Une pratique diplomatique délétère
“Le Maroc est un arbre dont les racines plongent en Afrique et qui respire par ses feuilles en Europe.” – Hassan II
Si la cause du Sahara occidental joue un rôle unificateur du peuple marocain, elle s’avère être une grande cause de fracture pour le Maghreb.
Le différend entre le Maroc et l’Algérie n’a pas commencé avec la question du Sahara occidental. En effet, la frustration marocaine, lors de l’indépendance de l’Algérie, favorisée par le découpage administratif de la France, a été l’élément déclencheur de ces tensions. Ces tensions ont connu une véritable escalade, menant à un réel conflit armé : la guerre des Sables de 1963. Le conflit au Sahara occidental semble donc être un moyen pour les deux puissances maghrébines de se disputer le leadership sur la région, ce qui place le voisin tunisien dans une situation délicate. En effet, ce dernier étant dépendant de l’Algérie, tente tant bien que mal de maintenir une neutralité dans ce conflit.

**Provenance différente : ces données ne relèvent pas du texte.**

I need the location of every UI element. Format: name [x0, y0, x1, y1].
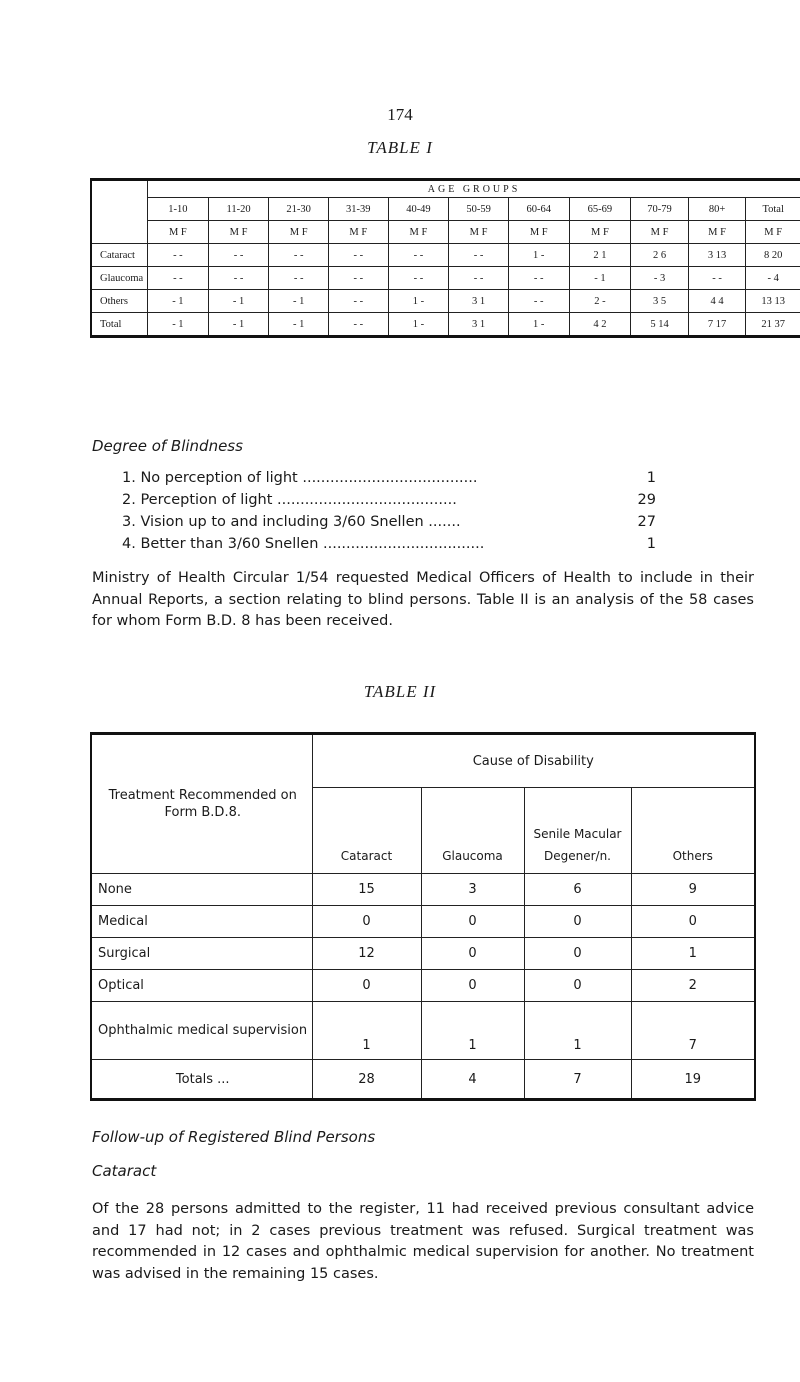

“Les Tunisiens sont nos frères et nous partageons beaucoup de choses avec eux. Nous souhaitons que le pays préserve son indépendance. Le Maroc n’oubliera pas ceux qui l’ont soutenu dans sa cause nationale et ceux qui jouent sur les deux tableaux.” – Aziz Akhannouche, Premier ministre marocain
Cette prise de parole du premier ministre marocain Akhannouche fait suite à l’accueil du Chef du Front Polisario à Tunis en août 2022. En qualifiant cette visite de faute diplomatique de la part de la Tunisie, la diplomatie marocaine s’illustre à merveille, mettant en évidence sa stratégie binaire, en empêchant tout droit à la neutralité sous peine d’être considéré comme un ennemi.
Le déclin de la perspective d’une solution négociée
Face à l’échec des tentatives de négociations entreprises sous l’égide des Nations unies depuis 1991, le multilatéralisme n’apparaît plus comme une solution crédible et réaliste. Cette déroute du multilatéralisme laisse sa chance à l’unilatéralisme, à la solution politique plutôt que juridique. Constatant l’essor du soutien des puissances occidentales à la solution du Maroc, la pratique diplomatique marocaine du “avec ou contre nous” semble fonctionner. La pression faite sur l’Espagne est ici un exemple frappant de la stratégie marocaine, cette dernière ayant déclenché une crise migratoire dans l’enclave de Ceuta en 2021, territoire appartenant à l’Espagne, mais intégré au sein du territoire marocain.
Oscillant entre la volonté de ne pas se mettre à dos l’Algérie, un partenaire potentiel pour son gaz dans le contexte géopolitique de la guerre en Ukraine, et la soumission à la stratégie offensive marocaine, la société internationale fait preuve d’une passivité, se refusant donc de trancher ce litige.
Cette situation gelée semble éloigner la perspective d’une résolution pacifique et durable du conflit. Cet antagonisme apparaît comme une véritable bombe à retardement, l’Algérie n’étant pas non plus prête au compromis. Effectivement, bien qu’attachée en raison de son histoire au droit des peuples à disposer d’eux-mêmes, l’Algérie semble utiliser cette cause pour empêcher le Maroc d’obtenir le leadership sur la région.